Labor Day closed with the Braves in first place by a game and a half, which beats where they were on Memorial Day (three games behind the Mets) or the Fourth of July (four games back). For the Braves, this holiday was a day of rest. For the second-place Phillies and third-place Mets, it was not. The Phillies won big in Milwaukee; the Mets blew a ninth-inning lead and lost to Washington. Such is the state of the National League East that the determinant could be who you’re playing, as opposed to how.

On Aug. 12, the Braves held third place, one game behind the Mets and Phillies. On Aug. 13, the Braves opened a nine-game run against tanking Washington, Miami and Baltimore. They went 9-0, moving from third to first, and not just by a bit. They led the Phillies by five games, the Mets by 6-1/2. Then the schedule turned. The Braves played the Yankees and lost twice, played the Giants and took two of three, played the Dodgers and got swept.

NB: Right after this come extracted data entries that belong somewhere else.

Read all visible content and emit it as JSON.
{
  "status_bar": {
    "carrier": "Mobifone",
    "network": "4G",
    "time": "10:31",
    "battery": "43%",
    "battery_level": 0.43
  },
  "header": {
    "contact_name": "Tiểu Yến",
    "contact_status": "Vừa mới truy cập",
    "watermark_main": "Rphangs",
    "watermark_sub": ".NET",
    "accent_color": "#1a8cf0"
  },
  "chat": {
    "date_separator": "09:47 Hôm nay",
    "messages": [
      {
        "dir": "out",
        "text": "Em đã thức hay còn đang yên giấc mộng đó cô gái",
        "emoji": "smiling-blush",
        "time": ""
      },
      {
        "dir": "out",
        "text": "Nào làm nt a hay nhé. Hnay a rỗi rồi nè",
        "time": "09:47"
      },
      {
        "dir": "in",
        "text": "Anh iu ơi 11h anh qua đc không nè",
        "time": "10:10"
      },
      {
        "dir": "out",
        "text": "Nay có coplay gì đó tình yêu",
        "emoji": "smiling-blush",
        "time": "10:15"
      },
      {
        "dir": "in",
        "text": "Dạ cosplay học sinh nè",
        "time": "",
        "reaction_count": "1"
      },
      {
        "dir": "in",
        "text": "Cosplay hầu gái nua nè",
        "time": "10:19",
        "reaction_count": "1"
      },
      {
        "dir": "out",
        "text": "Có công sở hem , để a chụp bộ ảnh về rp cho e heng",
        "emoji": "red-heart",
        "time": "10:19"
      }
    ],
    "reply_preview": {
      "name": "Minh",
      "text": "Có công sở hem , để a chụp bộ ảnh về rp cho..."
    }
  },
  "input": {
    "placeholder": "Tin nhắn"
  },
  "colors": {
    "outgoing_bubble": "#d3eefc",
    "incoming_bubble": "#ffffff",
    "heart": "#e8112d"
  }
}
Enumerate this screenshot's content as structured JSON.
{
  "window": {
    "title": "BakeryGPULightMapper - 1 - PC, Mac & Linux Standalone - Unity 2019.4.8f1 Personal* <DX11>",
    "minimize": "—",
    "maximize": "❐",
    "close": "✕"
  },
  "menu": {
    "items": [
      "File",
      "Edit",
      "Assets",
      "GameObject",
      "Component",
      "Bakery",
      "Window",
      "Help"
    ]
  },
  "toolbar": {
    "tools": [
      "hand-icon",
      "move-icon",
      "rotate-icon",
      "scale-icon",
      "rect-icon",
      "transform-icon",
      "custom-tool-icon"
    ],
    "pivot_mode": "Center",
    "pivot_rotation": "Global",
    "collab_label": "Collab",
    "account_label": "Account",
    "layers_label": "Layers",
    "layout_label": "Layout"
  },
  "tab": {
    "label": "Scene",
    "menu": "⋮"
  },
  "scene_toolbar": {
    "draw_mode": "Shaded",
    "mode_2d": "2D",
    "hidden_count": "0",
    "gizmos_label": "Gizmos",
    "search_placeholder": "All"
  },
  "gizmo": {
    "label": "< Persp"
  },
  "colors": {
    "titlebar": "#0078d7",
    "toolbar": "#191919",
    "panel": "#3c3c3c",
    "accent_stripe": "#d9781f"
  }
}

This came as the Phillies and Mets were facing bottom-feeders. The former won six straight against Arizona and Washington; the latter won six straight against Washington and Miami. Had the Braves not managed to win the first and last of a four-game set at Colorado, where the Rockies have been disproportionately good, their division lead would be down to nothing. As is, they took some solace in coming home having gone 4-8 over a difficult fortnight.

Now the schedule turns again. The Braves face the Nationals, 3-12 since Aug. 20, and the Marlins, 6-12 since Aug. 13. Apologies for inundating you with logistics, but the lesson of these past five weeks is that the NL East isn’t just the least of MLB’s divisions on paper. The Braves are 21-11 against the Nats and Marlins, which means they’re sub-.500 against the rest of the majors.

The Braves’ next three series will be played at Truist Park against the Nats, Marlins and Rockies. (The latter is 18-50 away from Coors Field.) The Phillies will face the first-place Brewers in Milwaukee, then Colorado and the Cubs in Philly. The Mets get three with Miami, then six against the Yankees and Cardinals. Should the Braves not be in first place on Sept. 17, when they begin another Western swing that includes stops in San Francisco and San Diego, they’ll be in trouble.

The season’s penultimate week will have Philly at home against the Orioles and the Pirates. Meanwhile, the Mets will be on the road against the Red Sox and Brewers. The Mets have crept within 3-1/2 games of first place, but their schedule makes it difficult to imagine them overtaking anybody. Per FanGraphs, the Mets’ remaining games will come against teams with an aggregate winning percentage of .508. The Phillies will finish against teams that have won at a .464 clip, the Braves against teams at .482.

The Braves won’t see the Mets or Phillies until the final week. (All those games will be staged in Cobb County.) The Braves are 7-9 against Philly, 8-8 against the Mets. There’s a reason it took the Braves more than four months to break .500; for most of this season, they were the essence of mediocrity. They got a post-deadline bump from Alex Anthopoulos’ many acquisitions, but the past two weeks saw a flattening. The Braves played seven one-run games over 11 days; they lost five.

Before the Braves play their scheduled game on Friday, Sept. 24, in San Diego, they’ll have to finish the back end of a doubleheader that began here on July 21. Game 2 was suspended after 5-1/2 innings by rain. It will be concluded in Petco Park, with the Braves trailing 5-4 but coming to bat as the “home” team in the bottom of the sixth. (Doubleheader games are seven-inning affairs.) The result of that remaining inning-and-a-half will count as a full game in the standings, which could be significant.

Or it could be immaterial. The Braves have outscored opponents by 94 runs this season. The Phillies and Mets have been outscored on the season. Going by Pythagorean wins/losses, the Braves should be 11 games ahead of the Mets and 12 games up on the Phillies. But the Braves have lost 26 one-run games — no team has lost more — and are 3-7 in extra innings.

The Braves should win at least seven of these nine against Washington/Miami/Colorado, which would figure to rebuild their working lead, but “should” is an empty word in sports. You don’t make the playoffs on the strength of Pythagorean wins. The Braves have left the door ajar for two teams that weren’t above .500 on Aug. 27. They need to shut it.